Nutrition Facts : Calories 520 g, Fat 13 g, Fiber 8 g, Protein 40 g
MARINARA TURKEY MEATBALLS
Frozen spinach and a jar of spaghetti sauce speed up the prep time for these tender, nutritious turkey meatballs from our Test Kitchen. Freeze leftovers for another busy night.
Provided by Taste of Home
Categories Dinner
Time 45m
Yield 6 servings.
Number Of Ingredients 11
Steps:
- In a large bowl, combine the spinach, bread crumbs, onion, parsley, garlic, nutmeg, allspice and pepper. Crumble turkey over mixture and mix well., Shape into 24 meatballs. Place on a broiler pan coated with cooking spray. Broil 4-6 in. from the heat for 8 minutes. Turn; broil 3-5 minutes longer or until meat is no longer pink., Transfer meatballs to a Dutch oven; add spaghetti sauce. Bring to a boil. Reduce heat; cover and simmer for 10 minutes. Meanwhile, cook spaghetti according to package directions; drain. Serve with meatballs and sauce.

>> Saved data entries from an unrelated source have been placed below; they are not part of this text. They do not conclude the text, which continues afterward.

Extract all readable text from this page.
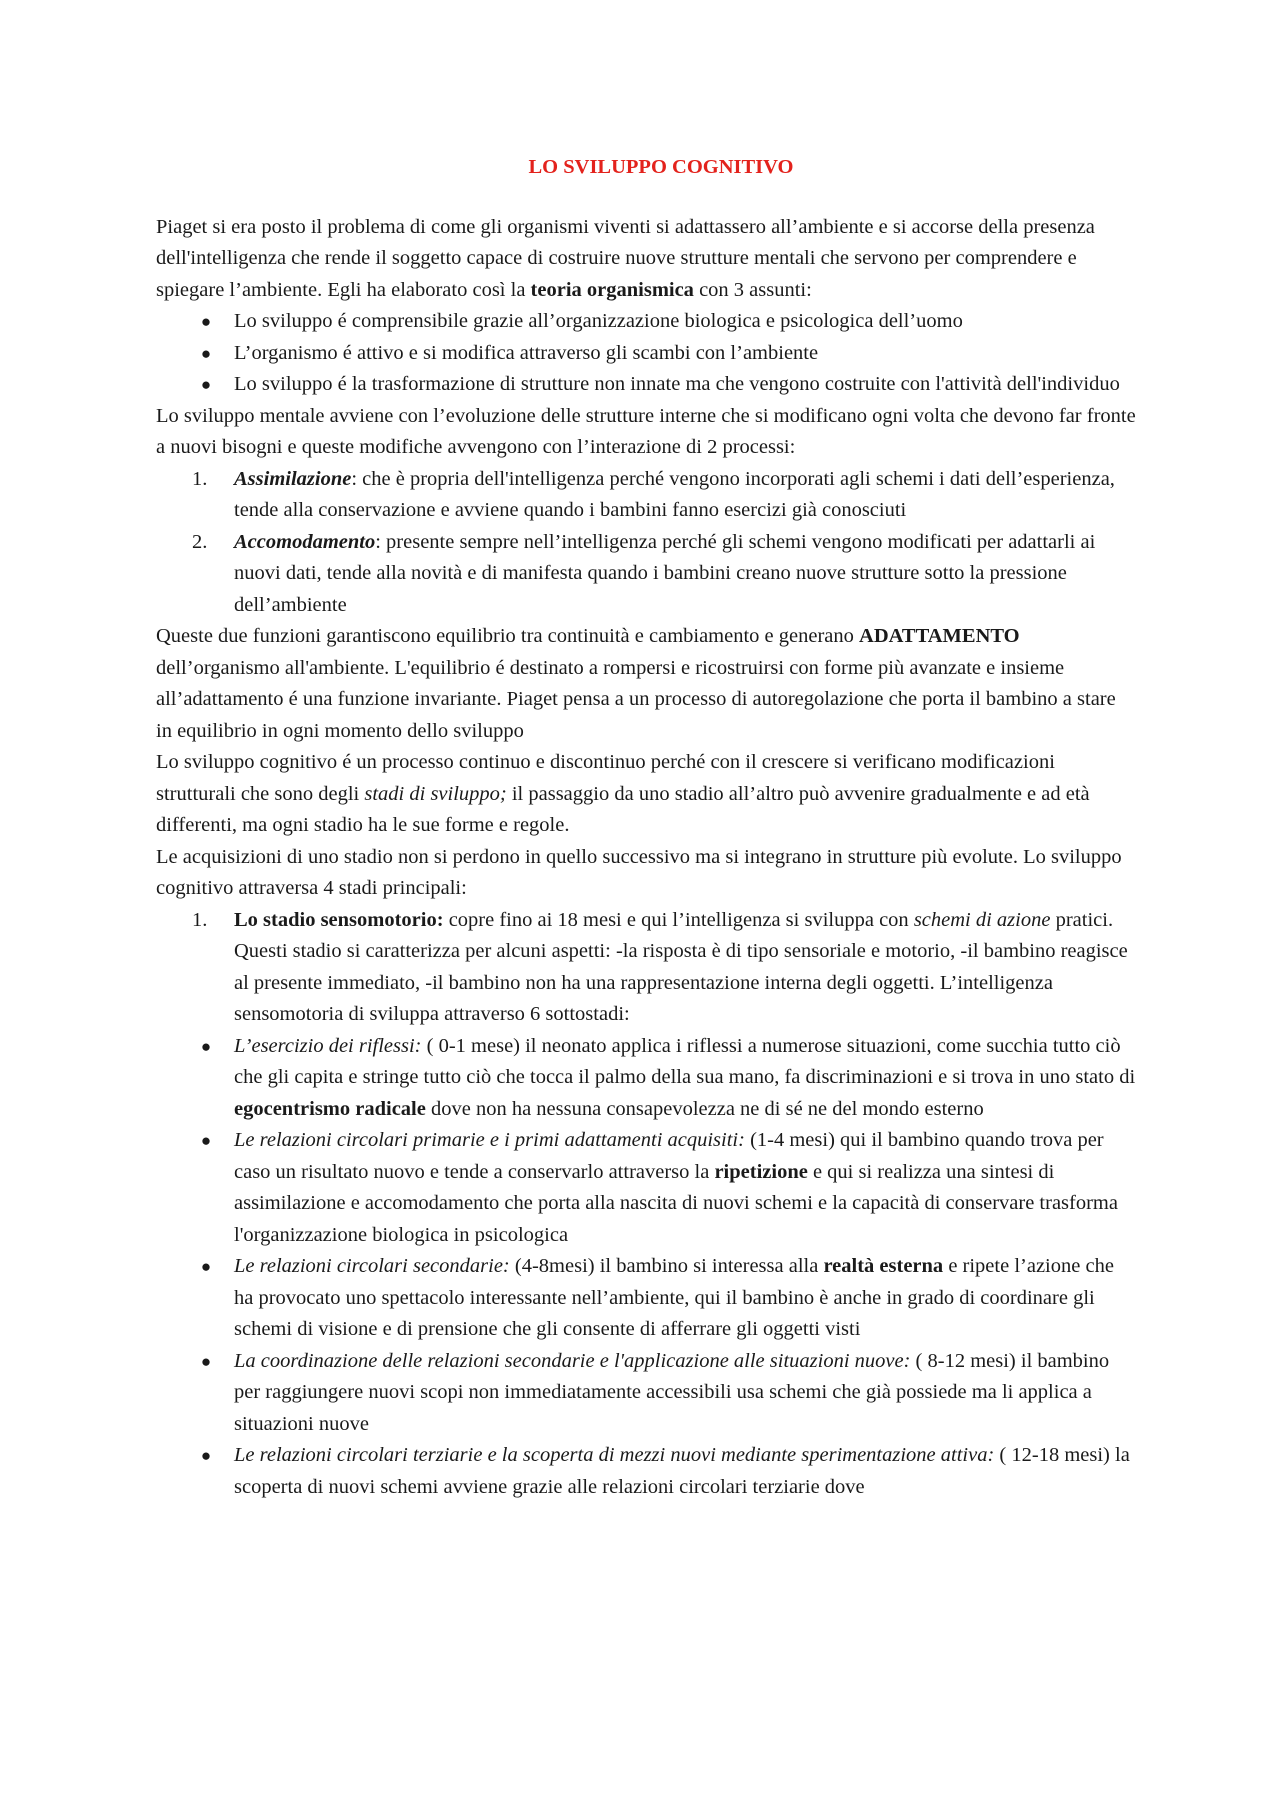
LO SVILUPPO COGNITIVO

Piaget si era posto il problema di come gli organismi viventi si adattassero all’ambiente e si accorse della presenza dell'intelligenza che rende il soggetto capace di costruire nuove strutture mentali che servono per comprendere e spiegare l’ambiente. Egli ha elaborato così la teoria organismica con 3 assunti:

● Lo sviluppo é comprensibile grazie all’organizzazione biologica e psicologica dell’uomo
● L’organismo é attivo e si modifica attraverso gli scambi con l’ambiente
● Lo sviluppo é la trasformazione di strutture non innate ma che vengono costruite con l'attività dell'individuo

Lo sviluppo mentale avviene con l’evoluzione delle strutture interne che si modificano ogni volta che devono far fronte a nuovi bisogni e queste modifiche avvengono con l’interazione di 2 processi:

1. Assimilazione: che è propria dell'intelligenza perché vengono incorporati agli schemi i dati dell’esperienza, tende alla conservazione e avviene quando i bambini fanno esercizi già conosciuti
2. Accomodamento: presente sempre nell’intelligenza perché gli schemi vengono modificati per adattarli ai nuovi dati, tende alla novità e di manifesta quando i bambini creano nuove strutture sotto la pressione dell’ambiente

Queste due funzioni garantiscono equilibrio tra continuità e cambiamento e generano ADATTAMENTO dell’organismo all'ambiente. L'equilibrio é destinato a rompersi e ricostruirsi con forme più avanzate e insieme all’adattamento é una funzione invariante. Piaget pensa a un processo di autoregolazione che porta il bambino a stare in equilibrio in ogni momento dello sviluppo

Lo sviluppo cognitivo é un processo continuo e discontinuo perché con il crescere si verificano modificazioni strutturali che sono degli stadi di sviluppo; il passaggio da uno stadio all’altro può avvenire gradualmente e ad età differenti, ma ogni stadio ha le sue forme e regole.

Le acquisizioni di uno stadio non si perdono in quello successivo ma si integrano in strutture più evolute. Lo sviluppo cognitivo attraversa 4 stadi principali:

1. Lo stadio sensomotorio: copre fino ai 18 mesi e qui l’intelligenza si sviluppa con schemi di azione pratici. Questi stadio si caratterizza per alcuni aspetti: -la risposta è di tipo sensoriale e motorio, -il bambino reagisce al presente immediato, -il bambino non ha una rappresentazione interna degli oggetti. L’intelligenza sensomotoria di sviluppa attraverso 6 sottostadi:
● L’esercizio dei riflessi: ( 0-1 mese) il neonato applica i riflessi a numerose situazioni, come succhia tutto ciò che gli capita e stringe tutto ciò che tocca il palmo della sua mano, fa discriminazioni e si trova in uno stato di egocentrismo radicale dove non ha nessuna consapevolezza ne di sé ne del mondo esterno
● Le relazioni circolari primarie e i primi adattamenti acquisiti: (1-4 mesi) qui il bambino quando trova per caso un risultato nuovo e tende a conservarlo attraverso la ripetizione e qui si realizza una sintesi di assimilazione e accomodamento che porta alla nascita di nuovi schemi e la capacità di conservare trasforma l'organizzazione biologica in psicologica
● Le relazioni circolari secondarie: (4-8mesi) il bambino si interessa alla realtà esterna e ripete l’azione che ha provocato uno spettacolo interessante nell’ambiente, qui il bambino è anche in grado di coordinare gli schemi di visione e di prensione che gli consente di afferrare gli oggetti visti
● La coordinazione delle relazioni secondarie e l'applicazione alle situazioni nuove: ( 8-12 mesi) il bambino per raggiungere nuovi scopi non immediatamente accessibili usa schemi che già possiede ma li applica a situazioni nuove
● Le relazioni circolari terziarie e la scoperta di mezzi nuovi mediante sperimentazione attiva: ( 12-18 mesi) la scoperta di nuovi schemi avviene grazie alle relazioni circolari terziarie dove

Nutrition Facts : Calories 405 calories, Fat 9g fat (2g saturated fat), Cholesterol 75mg cholesterol, Sodium 812mg sodium, Carbohydrate 53g carbohydrate (11g sugars, Fiber 5g fiber), Protein 27g protein.

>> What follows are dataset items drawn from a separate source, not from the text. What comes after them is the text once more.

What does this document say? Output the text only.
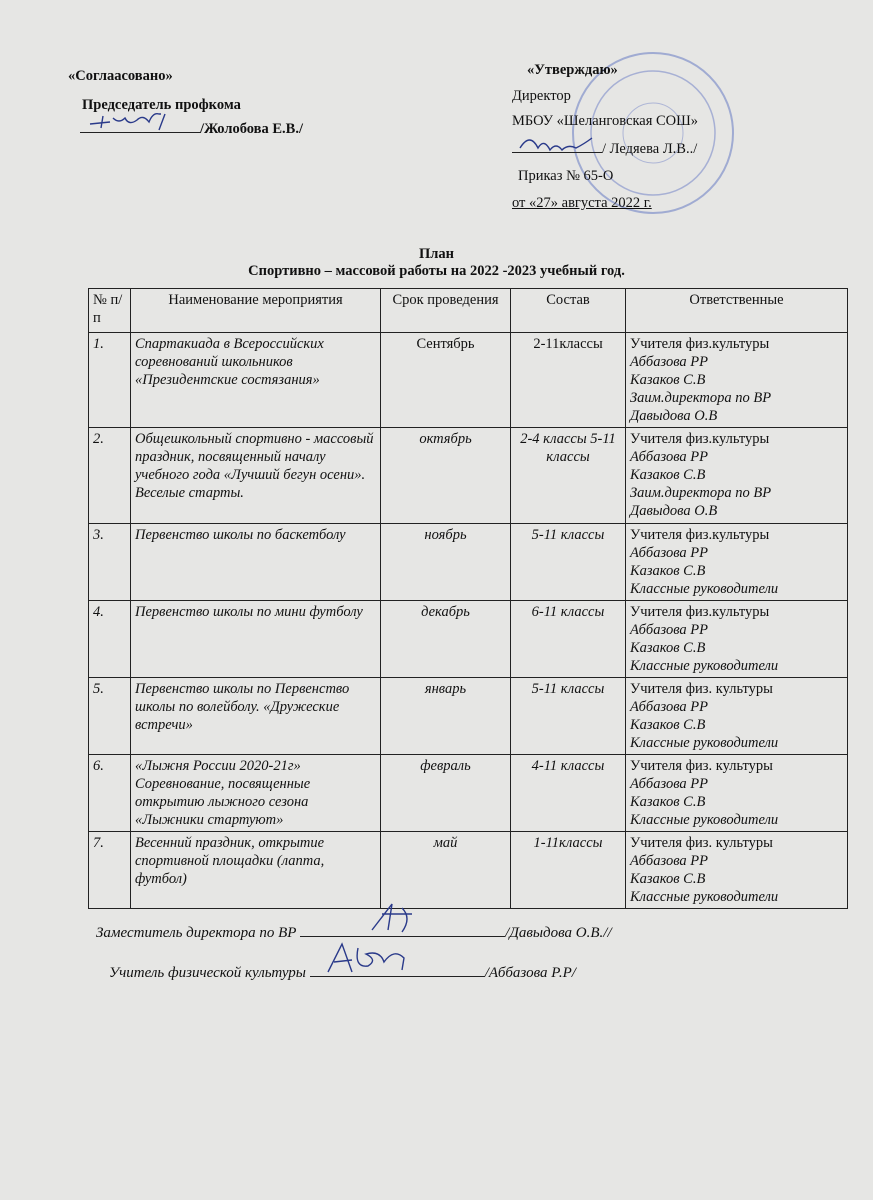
«Соглаасовано»
Председатель профкома
/Жолобова Е.В./
«Утверждаю»
Директор
МБОУ «Шеланговская СОШ»
/ Ледяева Л.В../
Приказ № 65-О
от «27» августа 2022 г.
План
Спортивно – массовой работы на 2022 -2023 учебный год.
№ п/п	Наименование мероприятия	Срок проведения	Состав	Ответственные
1.	Спартакиада в Всероссийских соревнований школьников «Президентские состязания»	Сентябрь	2-11классы	Учителя физ.культуры
Аббазова РР
Казаков С.В
Заим.директора по ВР
Давыдова О.В

2.	Общешкольный спортивно - массовый праздник, посвященный началу учебного года «Лучший бегун осени». Веселые старты.	октябрь	2-4 классы 5-11 классы	Учителя физ.культуры
Аббазова РР
Казаков С.В
Заим.директора по ВР
Давыдова О.В

3.	Первенство школы по баскетболу	ноябрь	5-11 классы	Учителя физ.культуры
Аббазова РР
Казаков С.В
Классные руководители

4.	Первенство школы по мини футболу	декабрь	6-11 классы	Учителя физ.культуры
Аббазова РР
Казаков С.В
Классные руководители

5.	Первенство школы по Первенство школы по волейболу. «Дружеские встречи»	январь	5-11 классы	Учителя физ. культуры
Аббазова РР
Казаков С.В
Классные руководители

6.	«Лыжня России 2020-21г» Соревнование, посвященные открытию лыжного сезона «Лыжники стартуют»	февраль	4-11 классы	Учителя физ. культуры
Аббазова РР
Казаков С.В
Классные руководители

7.	Весенний праздник, открытие спортивной площадки (лапта, футбол)	май	1-11классы	Учителя физ. культуры
Аббазова РР
Казаков С.В
Классные руководители
Заместитель директора по ВР	/Давыдова О.В.//
Учитель физической культуры	/Аббазова Р.Р/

BEEFY SPINACH-PARMESAN MEATBALLS
Even folks who don't like spinach seem to like these meatballs. Might have something to do with the power of Parmesan and marinara sauce.
Provided by My Food and Family
Categories Home
Time 40m
Yield 30 servings
Number Of Ingredients 7
Steps:
- Heat oven to 400°F.
- Add hot water to stuffing mix in large bowl; stir just until moistened. Add meat, spinach, cheese and egg whites; mix well.
- Shape into 60 (1-1/2-inch) balls. Place in 2 rimmed pans sprayed with cooking spray.
- Bake 20 min. or until done (160°F), heating pasta sauce near end of baking time.
Nutrition Facts : Calories 70, Fat 2.5 g, SaturatedFat 1 g, TransFat 0 g, Cholesterol 10 mg, Sodium 260 mg, Carbohydrate 0 g, Fiber 1 g, Sugar 0 g, Protein 6 g
Tips:
- Choosing the Right Meat: Select ground beef with a fat content of 80/20 for a juicy and flavorful meatball. You can also use a combination of ground beef and pork for a richer taste.
- Seasoning and Flavor: Don't be afraid to experiment with different seasonings and herbs to create unique meatballs. Try adding garlic, onion, parsley, oregano, or basil for a classic Italian flavor or incorporate spices like cumin, chili powder, or paprika for a Southwestern twist.
- Handling the Meatballs: Mix the meatball mixture gently to avoid overworking it, resulting in tough meatballs. Shape the meatballs with slightly damp hands to prevent sticking.
- Cooking Methods: Meatballs can be cooked in various ways. Pan-frying or baking them in the oven gives you crispy and browned meatballs, while simmering them in a flavorful sauce creates tender and juicy ones.
- Sauce Options: Choose a sauce that complements the meatballs' flavor profile. Marinara sauce is a classic choice, but you can also try using a creamy Alfredo sauce, a tangy tomato-based sauce, or even a spicy chili sauce.
Conclusion:
With a few simple tips and tricks, you can create delicious and versatile meatballs that can be enjoyed in various dishes. Whether you serve them as an appetizer, main course, or part of a hearty soup or stew, meatballs are sure to be a crowd-pleaser. Experiment with different flavors, cooking methods, and sauces to find your perfect meatball recipe.